Robert Green and Kate Dewes addressed the Intelligence and Security Committee, chaired by Prime Minister John Key yesterday, about their ongoing harassment and surveillance. See the documentary below, and press story.
A Christchurch couple, prominent in the anti-nuclear movement here and in the UK, have made an impassioned plea to the prime minister to use his powers to stop them being spied on.
Kate Dewes and Robert Green spoke of the stress surveillance had put them under when they appeared before parliament’s intelligence and security committee on Wednesday.
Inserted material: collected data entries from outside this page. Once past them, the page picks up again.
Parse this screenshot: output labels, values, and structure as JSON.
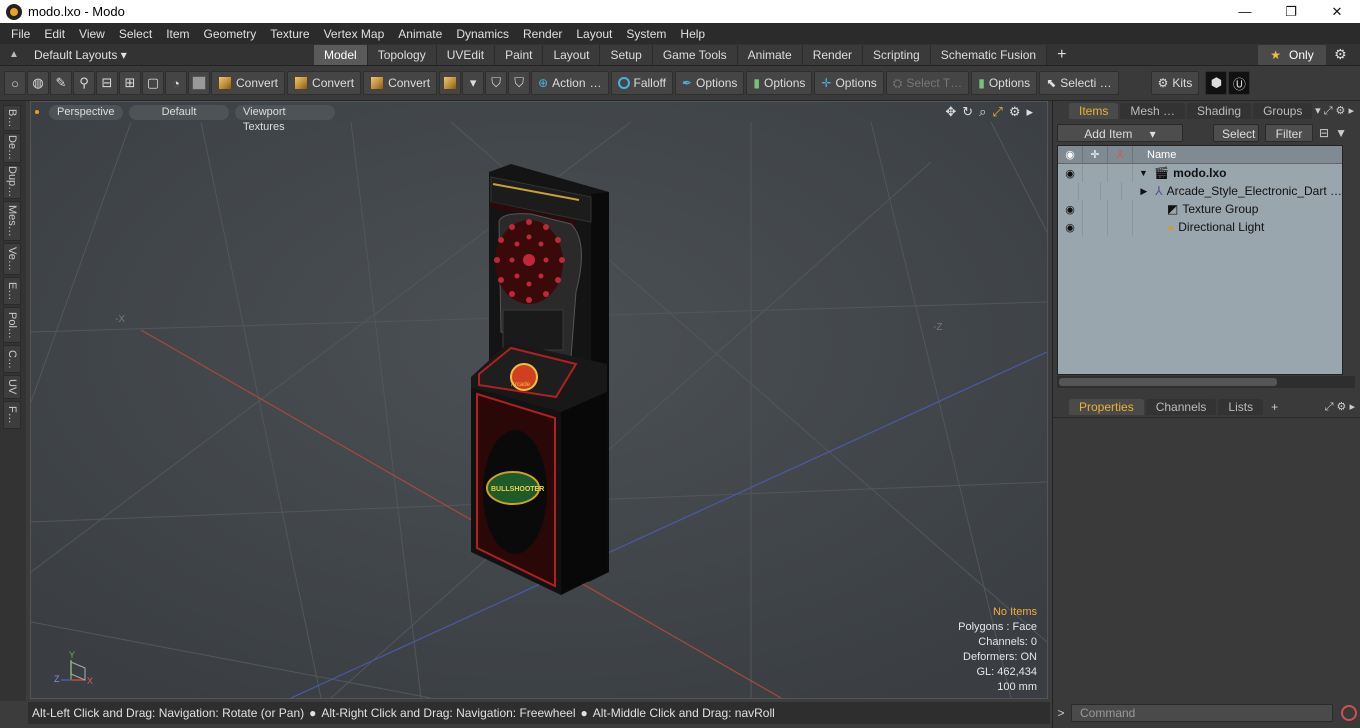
{
  "window": {
    "title": "modo.lxo - Modo",
    "minimize": "—",
    "maximize": "❐",
    "close": "✕"
  },
  "menu": [
    "File",
    "Edit",
    "View",
    "Select",
    "Item",
    "Geometry",
    "Texture",
    "Vertex Map",
    "Animate",
    "Dynamics",
    "Render",
    "Layout",
    "System",
    "Help"
  ],
  "layoutbar": {
    "layout_select": "Default Layouts ▾",
    "tabs": [
      "Model",
      "Topology",
      "UVEdit",
      "Paint",
      "Layout",
      "Setup",
      "Game Tools",
      "Animate",
      "Render",
      "Scripting",
      "Schematic Fusion"
    ],
    "active_tab": "Model",
    "plus": "+",
    "only_label": "Only",
    "star": "★",
    "gear": "⚙"
  },
  "toolbar": {
    "convert1": "Convert",
    "convert2": "Convert",
    "convert3": "Convert",
    "action": "Action",
    "action_more": "…",
    "falloff": "Falloff",
    "options1": "Options",
    "options2": "Options",
    "options3": "Options",
    "select_t": "Select T…",
    "options4": "Options",
    "selecti": "Selecti …",
    "kits": "Kits"
  },
  "lefttabs": [
    "B…",
    "De…",
    "Dup…",
    "Mes…",
    "Ve…",
    "E…",
    "Pol…",
    "C…",
    "UV",
    "F…"
  ],
  "viewport": {
    "view_mode": "Perspective",
    "shading": "Default",
    "textures": "Viewport Textures",
    "info": {
      "no_items": "No Items",
      "polygons": "Polygons : Face",
      "channels": "Channels: 0",
      "deformers": "Deformers: ON",
      "gl": "GL: 462,434",
      "scale": "100 mm"
    },
    "axis_x": "-X",
    "axis_z": "-Z",
    "gizmo": {
      "y": "Y",
      "z": "Z",
      "x": "X"
    },
    "marquee_text": "Arcade",
    "logo_text": "BULLSHOOTER"
  },
  "statusbar": {
    "hint1": "Alt-Left Click and Drag: Navigation: Rotate (or Pan)",
    "hint2": "Alt-Right Click and Drag: Navigation: Freewheel",
    "hint3": "Alt-Middle Click and Drag: navRoll"
  },
  "items_panel": {
    "tabs": [
      "Items",
      "Mesh …",
      "Shading",
      "Groups"
    ],
    "active_tab": "Items",
    "add_item": "Add Item",
    "select": "Select",
    "filter": "Filter",
    "column_name": "Name",
    "rows": [
      {
        "name": "modo.lxo",
        "bold": true,
        "eye": true
      },
      {
        "name": "Arcade_Style_Electronic_Dart …",
        "eye": false
      },
      {
        "name": "Texture Group",
        "eye": true
      },
      {
        "name": "Directional Light",
        "eye": true
      }
    ]
  },
  "properties_panel": {
    "tabs": [
      "Properties",
      "Channels",
      "Lists"
    ],
    "active_tab": "Properties",
    "plus": "+"
  },
  "command": {
    "placeholder": "Command",
    "prompt": ">"
  }
}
The committee is considering law changes which will allow the GCSB to snoop on New Zealanders.
The pair say the GCSB needs greater oversight and accountability to protect people from criminal activity by such agencies.
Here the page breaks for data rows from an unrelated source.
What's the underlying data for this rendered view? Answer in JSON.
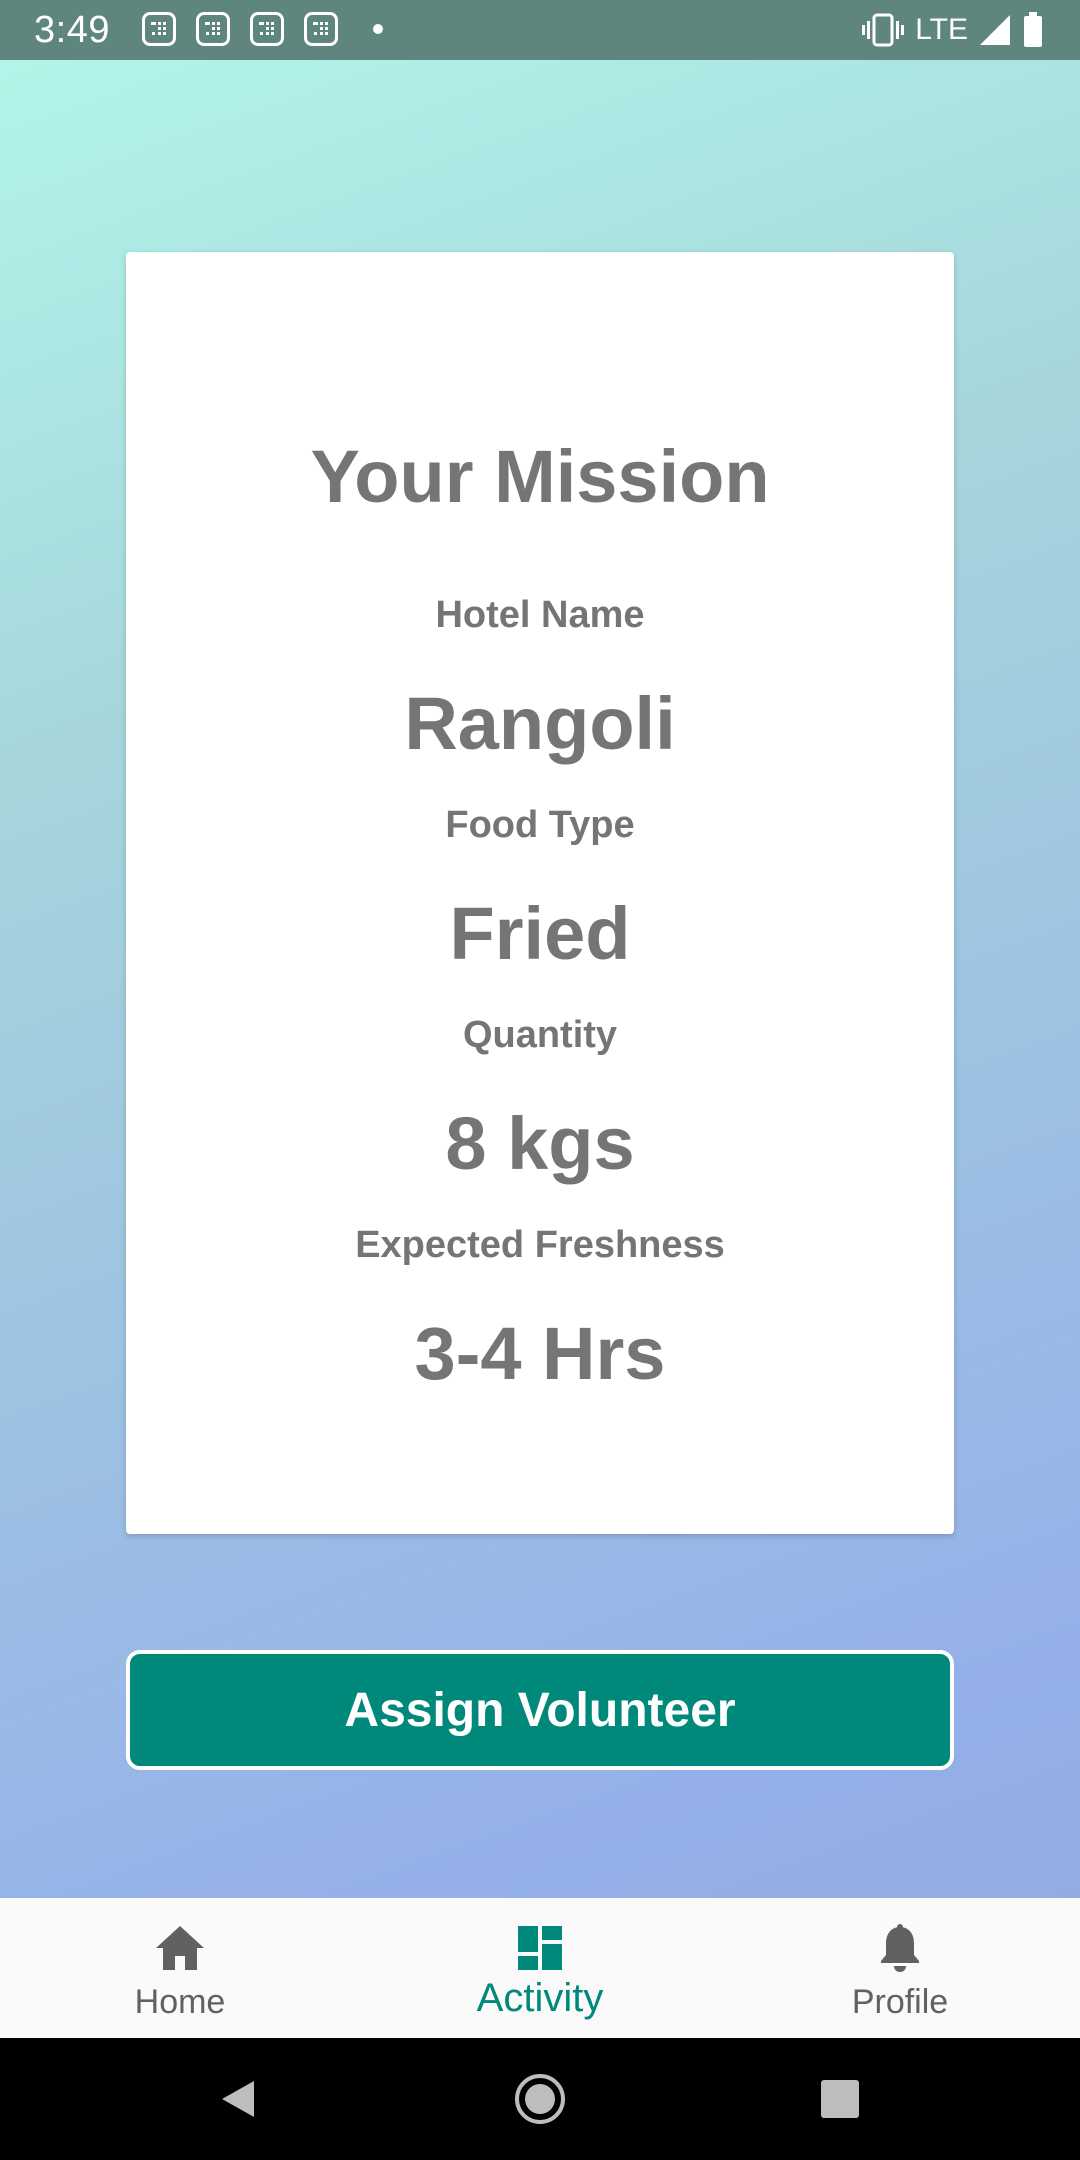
{
  "status_bar": {
    "time": "3:49",
    "network": "LTE",
    "notification_icons": [
      "notification-icon",
      "notification-icon",
      "notification-icon",
      "notification-icon"
    ]
  },
  "card": {
    "title": "Your Mission",
    "fields": [
      {
        "label": "Hotel Name",
        "value": "Rangoli"
      },
      {
        "label": "Food Type",
        "value": "Fried"
      },
      {
        "label": "Quantity",
        "value": "8 kgs"
      },
      {
        "label": "Expected Freshness",
        "value": "3-4 Hrs"
      }
    ]
  },
  "actions": {
    "assign_label": "Assign Volunteer"
  },
  "bottom_nav": {
    "items": [
      {
        "label": "Home",
        "icon": "home-icon",
        "active": false
      },
      {
        "label": "Activity",
        "icon": "dashboard-icon",
        "active": true
      },
      {
        "label": "Profile",
        "icon": "bell-icon",
        "active": false
      }
    ]
  },
  "colors": {
    "accent": "#00897b",
    "text_gray": "#757575",
    "status_bar": "#5f857f",
    "card_bg": "#ffffff"
  }
}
Dr Dewes said she had been spied on by the Security Intelligence Service since at least the mid-1980s while as a peace and anti-nuclear campaigner.
Things had escalated when she met former Royal Navy commander, Robert Green, a 20-year veteran who had piloted aircraft with nuclear weapons. Since leaving the services he has written a book about the 1984 murder of his aunt, Hilda Murrell, 78, an anti-nuclear campaigner.
The pair say Ms Murrell was killed because she obtained embarrassing information about Britain’s nuclear power plants.
Dr Dewes said she had collected 30 years of proof she and her family had been snooped on at least 100 times by phone, mail, and email, which continued to this day.
Their house was being watched by people in parked cars and had been broken into five times since 1999.
They did not know if it was the GCSB or a foreign spy agency, however, they believed it could be the GCSB after complaints to police, Telecom, NZ Post, the privacy commissioner and even SIS director Warren Tucker failed to reveal who was watching them.
“Then who is doing it?” Dr Dewes asked the committee.
“I would ask you to ask your colleagues in the Five Eyes to allow us to get on with our lives in privacy, and find the true culprits for the murder of Rob’s aunt.”
Mr Green said his aunt got copies of “extremely sensitive information which could seriously embarrass the current British government”.
He has written a book, A Thorn in Their Side, about the death of his aunt. A new edition with more information is due out shortly, which he says will exonerate the man who was eventually convicted.